El expresidente de la Generalitat de Catalunya, Jordi Pujol i Soley, de 95 años, ha sido ingresado en la Clínica Sagrada Familia de Barcelona por una neumonía que requerirá alrededor de una semana de hospitalización. La noticia, adelantada por Catalunya Ràdio y confirmada por fuentes cercanas a la familia, llega justo antes del inicio de su juicio en la Audiencia Nacional el próximo 24 de noviembre, por el caso de su patrimonio oculto, en el que también están implicados sus siete hijos.
Estado de salud y peritaje médico reciente
Pujol padece un cuadro de neumonía que, según fuentes familiares, le mantendrá en el centro médico durante unos siete días. El pasado jueves, un equipo forense de la Audiencia Nacional realizó un examen médico para evaluar su capacidad para asistir al juicio, ya sea presencialmente o de forma telemática. Su defensa solicitó precisamente esta valoración para determinar si Pujol está en condiciones de ser juzgado y defenderse.
Oriol Pujol Ferrusola, uno de sus hijos, explicó en una entrevista en Catalunya Ràdio el estado de su padre:
«Mi padre tiene ganas de ir a juicio, si bien su cuerpo no aguanta. Arrastra dolor y su cuerpo está castigado, débil, frágil».

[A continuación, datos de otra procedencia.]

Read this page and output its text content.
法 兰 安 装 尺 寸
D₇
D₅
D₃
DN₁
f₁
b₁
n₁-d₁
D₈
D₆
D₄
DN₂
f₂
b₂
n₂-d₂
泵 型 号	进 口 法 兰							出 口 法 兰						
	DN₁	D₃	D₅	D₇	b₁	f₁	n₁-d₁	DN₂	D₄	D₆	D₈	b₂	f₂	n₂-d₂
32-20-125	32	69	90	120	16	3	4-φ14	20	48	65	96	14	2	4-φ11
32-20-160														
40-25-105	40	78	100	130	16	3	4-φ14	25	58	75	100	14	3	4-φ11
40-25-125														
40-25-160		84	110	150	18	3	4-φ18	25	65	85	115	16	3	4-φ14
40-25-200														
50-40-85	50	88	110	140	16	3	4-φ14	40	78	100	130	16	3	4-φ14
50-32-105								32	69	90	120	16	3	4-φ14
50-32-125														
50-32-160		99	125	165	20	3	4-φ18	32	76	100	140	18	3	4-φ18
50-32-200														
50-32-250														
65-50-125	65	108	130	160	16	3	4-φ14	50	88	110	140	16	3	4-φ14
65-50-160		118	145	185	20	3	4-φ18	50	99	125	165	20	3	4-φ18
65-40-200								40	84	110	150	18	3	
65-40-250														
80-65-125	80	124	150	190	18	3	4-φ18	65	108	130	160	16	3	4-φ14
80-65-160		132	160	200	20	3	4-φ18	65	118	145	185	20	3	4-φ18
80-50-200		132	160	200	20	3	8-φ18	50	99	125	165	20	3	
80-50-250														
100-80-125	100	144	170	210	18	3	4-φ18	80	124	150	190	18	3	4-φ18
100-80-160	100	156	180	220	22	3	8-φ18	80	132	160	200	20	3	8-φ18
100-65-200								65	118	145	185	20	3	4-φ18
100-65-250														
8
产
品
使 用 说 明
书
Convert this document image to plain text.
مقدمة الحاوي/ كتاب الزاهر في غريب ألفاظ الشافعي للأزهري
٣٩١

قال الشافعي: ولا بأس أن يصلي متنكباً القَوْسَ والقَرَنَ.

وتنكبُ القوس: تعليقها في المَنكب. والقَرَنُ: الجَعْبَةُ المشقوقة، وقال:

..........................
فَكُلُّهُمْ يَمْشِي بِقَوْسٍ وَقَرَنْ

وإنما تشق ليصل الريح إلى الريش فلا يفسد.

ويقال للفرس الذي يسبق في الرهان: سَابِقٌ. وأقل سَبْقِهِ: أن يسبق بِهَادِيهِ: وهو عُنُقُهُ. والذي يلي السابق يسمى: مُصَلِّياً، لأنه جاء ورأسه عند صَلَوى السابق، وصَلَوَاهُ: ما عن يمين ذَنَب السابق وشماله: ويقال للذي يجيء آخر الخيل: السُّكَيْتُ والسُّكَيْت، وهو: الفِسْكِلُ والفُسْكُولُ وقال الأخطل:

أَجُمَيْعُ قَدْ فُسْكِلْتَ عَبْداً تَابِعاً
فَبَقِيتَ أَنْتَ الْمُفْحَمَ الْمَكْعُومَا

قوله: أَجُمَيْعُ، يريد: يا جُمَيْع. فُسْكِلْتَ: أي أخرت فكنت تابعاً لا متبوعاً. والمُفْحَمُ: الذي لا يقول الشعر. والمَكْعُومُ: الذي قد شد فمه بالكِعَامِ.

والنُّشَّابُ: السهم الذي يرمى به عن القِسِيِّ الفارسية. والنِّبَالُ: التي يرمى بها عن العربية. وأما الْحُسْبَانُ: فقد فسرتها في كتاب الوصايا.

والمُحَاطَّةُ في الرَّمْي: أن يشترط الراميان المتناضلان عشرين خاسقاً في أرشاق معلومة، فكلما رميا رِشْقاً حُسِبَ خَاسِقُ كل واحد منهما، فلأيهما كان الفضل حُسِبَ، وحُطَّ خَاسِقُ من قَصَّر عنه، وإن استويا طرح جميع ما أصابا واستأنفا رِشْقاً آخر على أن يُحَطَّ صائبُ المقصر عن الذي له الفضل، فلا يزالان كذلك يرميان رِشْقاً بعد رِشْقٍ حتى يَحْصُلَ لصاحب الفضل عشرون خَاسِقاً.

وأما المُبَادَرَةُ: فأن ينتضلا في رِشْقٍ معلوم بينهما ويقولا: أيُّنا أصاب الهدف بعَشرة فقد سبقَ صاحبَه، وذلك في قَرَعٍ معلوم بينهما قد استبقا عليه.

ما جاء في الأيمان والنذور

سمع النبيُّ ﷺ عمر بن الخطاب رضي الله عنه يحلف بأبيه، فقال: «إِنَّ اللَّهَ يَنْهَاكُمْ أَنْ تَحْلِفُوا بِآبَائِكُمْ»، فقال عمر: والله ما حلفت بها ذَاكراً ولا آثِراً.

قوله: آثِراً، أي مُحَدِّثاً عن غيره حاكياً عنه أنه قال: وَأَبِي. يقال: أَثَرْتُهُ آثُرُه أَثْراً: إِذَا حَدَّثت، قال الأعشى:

Sobre su cognición, Oriol añadió:
«Cognitivamente, es una persona de 95 años con algunas carencias importantes, pero bastante lúcido y bastante bien. A veces le cuesta recordar los nombres de los hijos y tiene marcadores de alzhéimer».
No obstante, enfatizó:
«No es un hombre inservible al que haya que inhabilitar. En ningún caso mi padre está pidiendo no ir a juicio. Mi padre quiere ir a juicio».
El juicio por el patrimonio oculto: acusaciones y peticiones
El macrojuicio, que arranca en ocho días, se centra en las acusaciones de asociación ilícita, blanqueo de capitales, falsedad en documento mercantil, delitos contra la Hacienda Pública y alzamiento de bienes. La Fiscalía Anticorrupción pide 9 años de prisión para Jordi Pujol i Soley, y penas de entre 8 y 29 años para sus siete hijos, con multas millonarias. Su primogénito, Jordi Pujol Ferrusola, enfrenta la pena más alta (hasta 29 años) y una fianza de 7,7 millones de euros.
La Abogacía del Estado no acusa directamente a Pujol padre, pero reclama 25 años de cárcel para el mayor de los hijos y la devolución de fondos defraudados.
El caso, abierto hace una década, investiga una fortuna oculta por décadas en paraísos fiscales, con ramificaciones en Andorra y otros países. El juicio se prevé largo y complejo, con decenas de testigos y peritos.